Wider political context and adjacent news items
The address came amid polling that suggests Americans are souring on his second-term agenda ahead of November midterms; broader polling figures showed 68 percent of Americans saying the president has not paid attention to the country's most important problems, up from 52 percent the year before, and 57 percent disapproved of his handling of the economy. The president sought to bolster his message by spotlighting recent symbolic victories, at one point bringing the US men's hockey team that had just won gold at the Winter Olympics into the gallery. The victorious team visited the White House on Tuesday, though several notable absences were reported.
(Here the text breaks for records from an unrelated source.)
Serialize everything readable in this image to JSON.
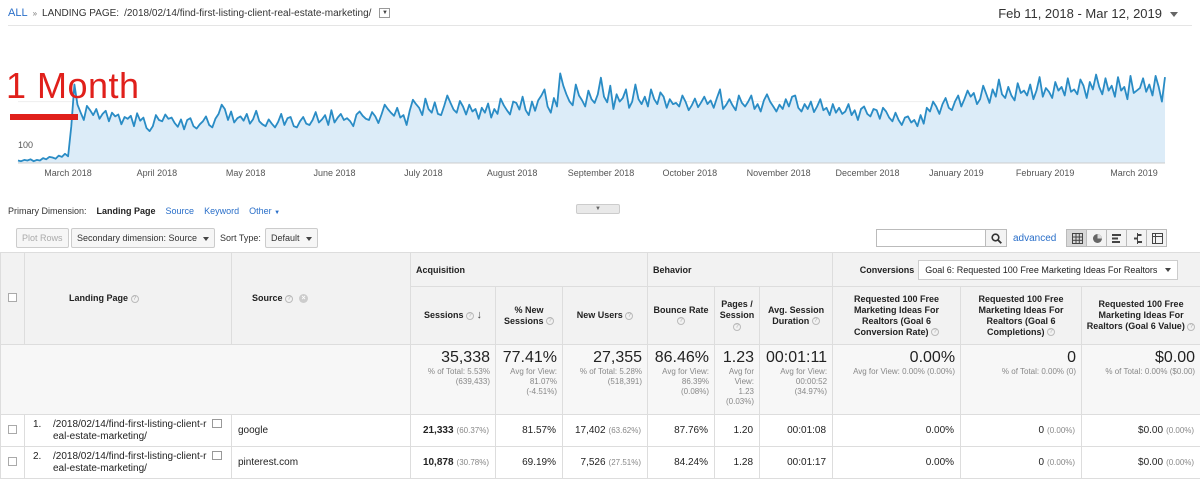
{
  "header": {
    "all_label": "ALL",
    "separator": "»",
    "dimension_label": "LANDING PAGE:",
    "path": "/2018/02/14/find-first-listing-client-real-estate-marketing/",
    "date_range": "Feb 11, 2018 - Mar 12, 2019"
  },
  "overlay": {
    "text": "1 Month",
    "color": "#e0201b"
  },
  "chart_data": {
    "type": "area",
    "y_tick_label": "100",
    "ylim": [
      0,
      220
    ],
    "x_tick_labels": [
      "March 2018",
      "April 2018",
      "May 2018",
      "June 2018",
      "July 2018",
      "August 2018",
      "September 2018",
      "October 2018",
      "November 2018",
      "December 2018",
      "January 2019",
      "February 2019",
      "March 2019"
    ],
    "series": [
      {
        "color": "#2a8cc5",
        "fill": "#dcecf8",
        "values": [
          4,
          3,
          5,
          4,
          6,
          3,
          5,
          4,
          8,
          6,
          10,
          9,
          7,
          12,
          10,
          15,
          11,
          60,
          128,
          95,
          82,
          70,
          93,
          86,
          78,
          88,
          72,
          80,
          85,
          68,
          82,
          76,
          79,
          63,
          75,
          72,
          77,
          60,
          81,
          69,
          74,
          57,
          52,
          60,
          78,
          70,
          68,
          79,
          72,
          74,
          65,
          59,
          71,
          55,
          70,
          73,
          60,
          56,
          63,
          68,
          76,
          62,
          58,
          72,
          80,
          95,
          88,
          70,
          84,
          66,
          73,
          76,
          69,
          80,
          64,
          71,
          85,
          68,
          63,
          60,
          71,
          64,
          58,
          67,
          80,
          62,
          73,
          75,
          60,
          58,
          68,
          75,
          64,
          62,
          70,
          83,
          66,
          71,
          78,
          62,
          86,
          66,
          74,
          80,
          70,
          73,
          68,
          60,
          79,
          84,
          77,
          72,
          70,
          83,
          76,
          65,
          79,
          95,
          88,
          82,
          77,
          90,
          74,
          78,
          62,
          85,
          103,
          96,
          90,
          78,
          105,
          88,
          82,
          99,
          80,
          78,
          93,
          110,
          98,
          87,
          82,
          101,
          92,
          79,
          95,
          84,
          88,
          72,
          90,
          82,
          97,
          74,
          88,
          80,
          105,
          94,
          86,
          79,
          100,
          98,
          87,
          108,
          86,
          78,
          100,
          85,
          102,
          110,
          120,
          92,
          82,
          106,
          92,
          146,
          126,
          112,
          100,
          94,
          128,
          110,
          102,
          92,
          118,
          104,
          98,
          112,
          139,
          108,
          99,
          126,
          88,
          112,
          100,
          106,
          120,
          90,
          100,
          128,
          104,
          96,
          108,
          92,
          120,
          104,
          96,
          115,
          108,
          90,
          104,
          96,
          98,
          92,
          110,
          100,
          86,
          94,
          105,
          91,
          99,
          108,
          96,
          102,
          90,
          106,
          120,
          88,
          95,
          104,
          94,
          86,
          110,
          98,
          92,
          100,
          110,
          88,
          96,
          84,
          102,
          112,
          100,
          92,
          84,
          95,
          88,
          104,
          92,
          108,
          110,
          90,
          84,
          96,
          88,
          100,
          83,
          92,
          104,
          86,
          90,
          78,
          96,
          82,
          90,
          80,
          84,
          96,
          78,
          86,
          70,
          88,
          92,
          80,
          76,
          88,
          86,
          72,
          90,
          84,
          74,
          68,
          82,
          70,
          62,
          74,
          76,
          66,
          70,
          60,
          78,
          64,
          90,
          84,
          100,
          92,
          80,
          96,
          106,
          90,
          86,
          100,
          110,
          92,
          104,
          118,
          108,
          114,
          96,
          104,
          126,
          112,
          98,
          120,
          108,
          136,
          112,
          106,
          124,
          110,
          102,
          130,
          114,
          118,
          110,
          128,
          104,
          118,
          140,
          108,
          122,
          116,
          106,
          132,
          118,
          124,
          110,
          138,
          116,
          120,
          112,
          136,
          126,
          106,
          132,
          120,
          144,
          124,
          112,
          138,
          118,
          126,
          108,
          140,
          118,
          124,
          104,
          142,
          114,
          118,
          122,
          138,
          116,
          128,
          110,
          142,
          124,
          100,
          140
        ]
      }
    ]
  },
  "dimension_row": {
    "label": "Primary Dimension:",
    "active": "Landing Page",
    "options": [
      "Source",
      "Keyword",
      "Other"
    ]
  },
  "toolbar": {
    "plot_rows": "Plot Rows",
    "secondary_dimension": "Secondary dimension: Source",
    "sort_type_label": "Sort Type:",
    "sort_type_value": "Default",
    "search_placeholder": "",
    "advanced": "advanced"
  },
  "table": {
    "col_landing_page": "Landing Page",
    "col_source": "Source",
    "group_acquisition": "Acquisition",
    "group_behavior": "Behavior",
    "group_conversions": "Conversions",
    "goal_select": "Goal 6: Requested 100 Free Marketing Ideas For Realtors",
    "col_sessions": "Sessions",
    "col_new_sessions": "% New Sessions",
    "col_new_users": "New Users",
    "col_bounce_rate": "Bounce Rate",
    "col_pages_session": "Pages / Session",
    "col_avg_duration": "Avg. Session Duration",
    "col_goal_rate": "Requested 100 Free Marketing Ideas For Realtors (Goal 6 Conversion Rate)",
    "col_goal_completions": "Requested 100 Free Marketing Ideas For Realtors (Goal 6 Completions)",
    "col_goal_value": "Requested 100 Free Marketing Ideas For Realtors (Goal 6 Value)",
    "totals": {
      "sessions": "35,338",
      "sessions_sub": "% of Total: 5.53% (639,433)",
      "new_sessions": "77.41%",
      "new_sessions_sub": "Avg for View: 81.07% (-4.51%)",
      "new_users": "27,355",
      "new_users_sub": "% of Total: 5.28% (518,391)",
      "bounce_rate": "86.46%",
      "bounce_rate_sub": "Avg for View: 86.39% (0.08%)",
      "pages_session": "1.23",
      "pages_session_sub": "Avg for View: 1.23 (0.03%)",
      "avg_duration": "00:01:11",
      "avg_duration_sub": "Avg for View: 00:00:52 (34.97%)",
      "goal_rate": "0.00%",
      "goal_rate_sub": "Avg for View: 0.00% (0.00%)",
      "goal_completions": "0",
      "goal_completions_sub": "% of Total: 0.00% (0)",
      "goal_value": "$0.00",
      "goal_value_sub": "% of Total: 0.00% ($0.00)"
    },
    "rows": [
      {
        "index": "1.",
        "page": "/2018/02/14/find-first-listing-client-real-estate-marketing/",
        "source": "google",
        "sessions": "21,333",
        "sessions_pct": "(60.37%)",
        "new_sessions": "81.57%",
        "new_users": "17,402",
        "new_users_pct": "(63.62%)",
        "bounce_rate": "87.76%",
        "pages_session": "1.20",
        "avg_duration": "00:01:08",
        "goal_rate": "0.00%",
        "goal_completions": "0",
        "goal_completions_pct": "(0.00%)",
        "goal_value": "$0.00",
        "goal_value_pct": "(0.00%)"
      },
      {
        "index": "2.",
        "page": "/2018/02/14/find-first-listing-client-real-estate-marketing/",
        "source": "pinterest.com",
        "sessions": "10,878",
        "sessions_pct": "(30.78%)",
        "new_sessions": "69.19%",
        "new_users": "7,526",
        "new_users_pct": "(27.51%)",
        "bounce_rate": "84.24%",
        "pages_session": "1.28",
        "avg_duration": "00:01:17",
        "goal_rate": "0.00%",
        "goal_completions": "0",
        "goal_completions_pct": "(0.00%)",
        "goal_value": "$0.00",
        "goal_value_pct": "(0.00%)"
      }
    ]
  }
}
Outside Capitol Hill, other developments intersected with the night: Marco Rubio delivered a rare briefing to top lawmakers on Iran from the White House as Washington deploys its largest force of aircraft and warships to the Middle East since the 2003 buildup to the Iraq war. US military leaders including the defense secretary Pete Hegseth met with executives from Anthropic to resolve a dispute over what the government can do with the company’s AI model; Hegseth gave Anthropic CEO Dario Amodei until the end of the day Friday to accept departmental terms or face penalties. The justice department sued a major university, alleging a hostile work environment for Jewish and Israeli faculty and staff after protests about the war on Gaza. A congressman refused calls to resign amid a furore over allegations of an affair with a staffer who later died by suicide. Senate Democrats opened an investigation into whether a federal communications regulator and a major network parent company prevented a late-night interview with a Texas Democratic candidate from broadcasting. Cancellations and delays of new US datacenters have increased as the AI boom runs into supply chain snags, energy shortages and tariff-induced restraints. Separately, Savannah Guthrie's family offered up to $1m for information leading to the return of her 84-year-old mother, Nanc.
Outlook: what the address aimed to achieve and what remains unsettled
Commentators and allies framed the speech as an opportunity for the president to turn things around, but assessments differed on whether that is realistic. When the president last addressed Congress in March 2025 he was described as triumphant after storming back into the White House following two assassination attempts and moving through an intensely productive first 100 days. Advisers urged him to stay on message by stressing job growth, cooler inflation and market markers such as the Dow hitting 50, 000; whether that approach will blunt public concern about affordability and other controversies is unclear in the provided context. The address was edited for circulation by Caitlin Wilson and Oliver O'Connell.